La linea seguita da Bronzini - frammentaria, talora tortuosa e sempre densa di richiami simbolici - sembra dunque essere imposta dagli stessi vissuti di Levi, così come ci vengono restituiti dalla sua scrittura e dalla sua pittura. Al centro - vero generatore di metafore e di miti - sta il viaggio più famoso, il primo, quello in Lucania. Viaggio coatto, che acuisce la sensibilità e la visione del viaggiatore portandolo alla scoperta di un altro mondo che, nella percezione di Levi, sta "oltre Eboli", alle origini della storia, quasi allo stato di natura.
È nel ripercorrere questo viaggio iniziatico (una sorta di discesa agli Inferi, "un viaggio senza ramo d'oro, nei paesi grigi dei trapassati", come scrive Levi) che Bronzini dispiega le sue doti di narratore e di ascoltatore dei sentimenti e delle emozioni leviane, mostrando la sua capacità di usare l'antropologia come filo conduttore "denso" che consente di unire frammenti di scrittura e segmenti di storia umana per ritessere una esperienza artistica e umana. Si crea così un fitto gioco di rimandi, sovrapposizioni e assimilazioni tra l'autore e il suo personaggio: un esempio, a tratti assai penetrante, di esperimento e pratica dialogica, di rapporto emotivo e intensamente partecipato tra il soggetto che osserva e il suo oggetto di indagine.
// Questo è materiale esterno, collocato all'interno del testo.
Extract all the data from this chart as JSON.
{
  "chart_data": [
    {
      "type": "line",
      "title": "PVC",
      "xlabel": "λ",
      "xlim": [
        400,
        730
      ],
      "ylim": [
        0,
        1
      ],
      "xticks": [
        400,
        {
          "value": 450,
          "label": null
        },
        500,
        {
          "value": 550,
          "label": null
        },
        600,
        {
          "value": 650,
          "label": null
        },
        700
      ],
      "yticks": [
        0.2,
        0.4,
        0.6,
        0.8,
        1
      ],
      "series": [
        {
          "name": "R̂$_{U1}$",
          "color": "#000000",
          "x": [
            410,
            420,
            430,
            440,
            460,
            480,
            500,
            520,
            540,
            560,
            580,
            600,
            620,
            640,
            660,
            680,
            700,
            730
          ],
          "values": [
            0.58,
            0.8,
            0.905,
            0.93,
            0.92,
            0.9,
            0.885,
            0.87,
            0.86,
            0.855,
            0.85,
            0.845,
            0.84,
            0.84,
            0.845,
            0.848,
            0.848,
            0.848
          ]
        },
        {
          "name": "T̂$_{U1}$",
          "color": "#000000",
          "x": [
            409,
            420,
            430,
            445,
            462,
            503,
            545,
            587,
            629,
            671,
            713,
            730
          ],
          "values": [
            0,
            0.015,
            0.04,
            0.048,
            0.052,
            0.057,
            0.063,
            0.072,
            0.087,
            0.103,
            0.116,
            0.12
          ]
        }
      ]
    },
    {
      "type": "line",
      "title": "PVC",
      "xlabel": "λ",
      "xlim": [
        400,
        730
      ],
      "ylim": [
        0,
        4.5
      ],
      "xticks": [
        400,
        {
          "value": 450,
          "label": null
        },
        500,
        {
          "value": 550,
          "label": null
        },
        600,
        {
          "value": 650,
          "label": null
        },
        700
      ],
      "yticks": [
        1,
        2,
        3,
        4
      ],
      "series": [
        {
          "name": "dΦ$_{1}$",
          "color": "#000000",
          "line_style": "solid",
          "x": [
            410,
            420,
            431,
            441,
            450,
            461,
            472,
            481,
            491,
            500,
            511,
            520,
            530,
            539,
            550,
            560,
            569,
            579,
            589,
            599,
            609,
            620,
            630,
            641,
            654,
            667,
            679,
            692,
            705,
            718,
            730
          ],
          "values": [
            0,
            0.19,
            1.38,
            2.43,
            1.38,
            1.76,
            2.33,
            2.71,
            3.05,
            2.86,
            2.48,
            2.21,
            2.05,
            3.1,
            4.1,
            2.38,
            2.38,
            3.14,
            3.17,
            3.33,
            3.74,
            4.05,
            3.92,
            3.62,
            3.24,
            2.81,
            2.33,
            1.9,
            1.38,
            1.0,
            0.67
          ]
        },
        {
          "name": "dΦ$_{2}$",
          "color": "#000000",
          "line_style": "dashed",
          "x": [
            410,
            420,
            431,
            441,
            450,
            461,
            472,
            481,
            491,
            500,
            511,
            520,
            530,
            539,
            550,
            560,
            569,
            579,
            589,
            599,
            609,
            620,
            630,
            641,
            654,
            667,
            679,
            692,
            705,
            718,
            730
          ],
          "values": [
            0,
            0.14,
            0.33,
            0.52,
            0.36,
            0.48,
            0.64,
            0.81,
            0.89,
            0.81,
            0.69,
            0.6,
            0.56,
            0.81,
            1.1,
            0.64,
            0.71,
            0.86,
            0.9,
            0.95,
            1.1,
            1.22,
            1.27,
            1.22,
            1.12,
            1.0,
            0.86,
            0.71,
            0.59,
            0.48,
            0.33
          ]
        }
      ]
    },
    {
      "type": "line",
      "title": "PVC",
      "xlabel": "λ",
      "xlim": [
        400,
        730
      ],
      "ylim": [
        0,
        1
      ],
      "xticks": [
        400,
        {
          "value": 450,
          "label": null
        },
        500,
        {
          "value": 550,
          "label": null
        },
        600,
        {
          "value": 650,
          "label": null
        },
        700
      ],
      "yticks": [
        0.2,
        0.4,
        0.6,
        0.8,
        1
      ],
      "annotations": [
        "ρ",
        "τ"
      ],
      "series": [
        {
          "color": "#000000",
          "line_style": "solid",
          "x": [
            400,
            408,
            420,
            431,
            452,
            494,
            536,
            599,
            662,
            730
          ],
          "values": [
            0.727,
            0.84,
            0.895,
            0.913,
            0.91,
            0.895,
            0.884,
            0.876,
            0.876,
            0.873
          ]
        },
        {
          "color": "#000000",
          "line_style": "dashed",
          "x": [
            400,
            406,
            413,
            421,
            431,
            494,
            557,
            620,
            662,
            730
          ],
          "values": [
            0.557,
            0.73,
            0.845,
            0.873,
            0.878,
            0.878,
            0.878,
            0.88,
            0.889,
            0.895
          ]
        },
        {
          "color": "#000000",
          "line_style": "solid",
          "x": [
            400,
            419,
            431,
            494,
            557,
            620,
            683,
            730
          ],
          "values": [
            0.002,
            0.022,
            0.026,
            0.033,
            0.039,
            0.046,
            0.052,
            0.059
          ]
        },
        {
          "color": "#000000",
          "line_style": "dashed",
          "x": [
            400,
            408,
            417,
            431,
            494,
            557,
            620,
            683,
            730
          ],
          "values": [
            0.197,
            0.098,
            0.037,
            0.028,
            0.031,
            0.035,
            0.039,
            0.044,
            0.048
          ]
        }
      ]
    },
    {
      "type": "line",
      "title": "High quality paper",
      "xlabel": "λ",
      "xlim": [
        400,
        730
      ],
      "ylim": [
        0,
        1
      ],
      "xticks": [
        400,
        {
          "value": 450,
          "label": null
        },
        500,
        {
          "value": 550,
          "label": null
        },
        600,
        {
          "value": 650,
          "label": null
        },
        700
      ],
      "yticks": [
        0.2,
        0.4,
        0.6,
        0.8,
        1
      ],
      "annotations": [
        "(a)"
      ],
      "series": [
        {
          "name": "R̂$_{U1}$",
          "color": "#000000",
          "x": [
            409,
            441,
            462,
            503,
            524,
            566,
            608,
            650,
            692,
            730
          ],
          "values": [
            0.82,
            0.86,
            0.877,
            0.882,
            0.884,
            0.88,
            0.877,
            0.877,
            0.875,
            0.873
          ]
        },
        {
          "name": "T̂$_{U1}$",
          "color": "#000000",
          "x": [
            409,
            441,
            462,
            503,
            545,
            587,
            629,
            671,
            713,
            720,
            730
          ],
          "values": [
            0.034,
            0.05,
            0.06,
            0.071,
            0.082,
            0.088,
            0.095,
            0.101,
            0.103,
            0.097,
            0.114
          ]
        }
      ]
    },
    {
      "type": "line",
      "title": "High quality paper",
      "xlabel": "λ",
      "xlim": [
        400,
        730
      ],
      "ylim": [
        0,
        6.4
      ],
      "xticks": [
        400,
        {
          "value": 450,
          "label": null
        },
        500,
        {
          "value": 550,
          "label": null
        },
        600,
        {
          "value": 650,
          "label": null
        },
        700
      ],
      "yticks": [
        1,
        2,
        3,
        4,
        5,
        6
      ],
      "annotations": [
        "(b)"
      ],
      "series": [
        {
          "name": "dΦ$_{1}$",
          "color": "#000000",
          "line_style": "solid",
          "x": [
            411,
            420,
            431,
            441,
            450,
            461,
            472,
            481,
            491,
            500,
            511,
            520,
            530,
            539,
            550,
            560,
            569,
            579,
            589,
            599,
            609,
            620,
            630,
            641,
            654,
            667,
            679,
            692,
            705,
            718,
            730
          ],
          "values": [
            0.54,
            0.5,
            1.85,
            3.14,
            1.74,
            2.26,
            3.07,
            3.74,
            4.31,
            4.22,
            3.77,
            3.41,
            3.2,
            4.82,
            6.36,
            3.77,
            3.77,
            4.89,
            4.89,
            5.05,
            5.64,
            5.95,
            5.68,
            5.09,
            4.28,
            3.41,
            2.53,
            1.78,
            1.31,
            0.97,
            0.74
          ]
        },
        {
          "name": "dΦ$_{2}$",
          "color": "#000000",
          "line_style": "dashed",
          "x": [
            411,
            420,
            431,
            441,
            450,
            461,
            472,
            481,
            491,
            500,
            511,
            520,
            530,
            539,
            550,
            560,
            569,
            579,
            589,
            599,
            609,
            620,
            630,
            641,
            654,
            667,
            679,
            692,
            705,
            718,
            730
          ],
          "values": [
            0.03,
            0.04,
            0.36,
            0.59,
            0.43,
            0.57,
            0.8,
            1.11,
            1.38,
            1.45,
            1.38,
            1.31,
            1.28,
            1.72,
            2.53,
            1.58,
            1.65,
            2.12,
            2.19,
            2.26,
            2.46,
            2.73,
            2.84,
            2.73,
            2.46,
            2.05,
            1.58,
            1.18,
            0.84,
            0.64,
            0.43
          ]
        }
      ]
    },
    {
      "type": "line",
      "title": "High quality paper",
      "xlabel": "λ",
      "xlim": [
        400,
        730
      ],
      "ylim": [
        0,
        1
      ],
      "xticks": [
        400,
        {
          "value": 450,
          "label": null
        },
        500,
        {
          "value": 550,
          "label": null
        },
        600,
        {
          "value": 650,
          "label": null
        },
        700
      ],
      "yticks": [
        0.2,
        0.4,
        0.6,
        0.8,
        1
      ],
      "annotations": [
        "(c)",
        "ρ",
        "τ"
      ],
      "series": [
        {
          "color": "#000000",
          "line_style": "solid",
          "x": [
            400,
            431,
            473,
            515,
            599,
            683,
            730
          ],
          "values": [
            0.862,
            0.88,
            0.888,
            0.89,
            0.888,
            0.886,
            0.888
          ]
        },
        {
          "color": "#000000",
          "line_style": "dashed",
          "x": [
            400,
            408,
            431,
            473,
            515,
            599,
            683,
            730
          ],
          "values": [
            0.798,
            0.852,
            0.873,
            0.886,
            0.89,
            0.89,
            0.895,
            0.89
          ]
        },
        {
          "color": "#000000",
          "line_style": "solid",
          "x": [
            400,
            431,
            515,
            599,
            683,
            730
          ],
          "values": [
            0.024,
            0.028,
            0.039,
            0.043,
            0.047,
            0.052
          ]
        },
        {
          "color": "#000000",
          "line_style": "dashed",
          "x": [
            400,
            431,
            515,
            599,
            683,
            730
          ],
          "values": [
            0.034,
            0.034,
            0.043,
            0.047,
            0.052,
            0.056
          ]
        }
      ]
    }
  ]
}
Ne emerge una biografia originale, nella quale le metafore di cui è ricca la riflessione di Levi vengono amplificate e spinte alle loro estreme conseguenze, fino a divenire trasparenti apologhi della condizione dell'intellettuale "civile" ed europeo di fronte alla remota, immobile diversità dei subalterni di ogni meridione.
Bronzini rintraccia, per ogni tratto del cammino, le suggestioni letterarie e le influenze antropologiche che accompagnano Levi nei suoi spostamenti: dalla risonanza del mondo classico a Frazer, dagli echi della cultura ebraica a Lévy-Bruhl e alla psicologia junghiana, per finire con una vera e propria interiorizzazione compiuta dal Levi scrittore della poesia di Rocco Scotellaro. Così, il viaggio in Lucania - e gli altri che a esso seguiranno - sono delineati come percorsi di avvicinamento all'"altrove" e all'"alterità", a mondi sospesi e senza tempo che assumono le tinte mutevoli (e pittoriche) dell'arcaico, del primitivo, del naturale; mondi nei quali non è giunto Cristo ma neppure la crisi dell'Occidente e che rappresentano perciò una salvezza estrema dall'angoscia del moderno.
In questa visione, com'è chiaro, gli abituali schemi politico-ideologici adoperati per analizzare l'opera di Levi e collocarla nella storia italiana sono scardinati, divengono inessenziali o sono ricompresi nella lettura fortemente poetica, intima e interiore di tutto il suo lavoro.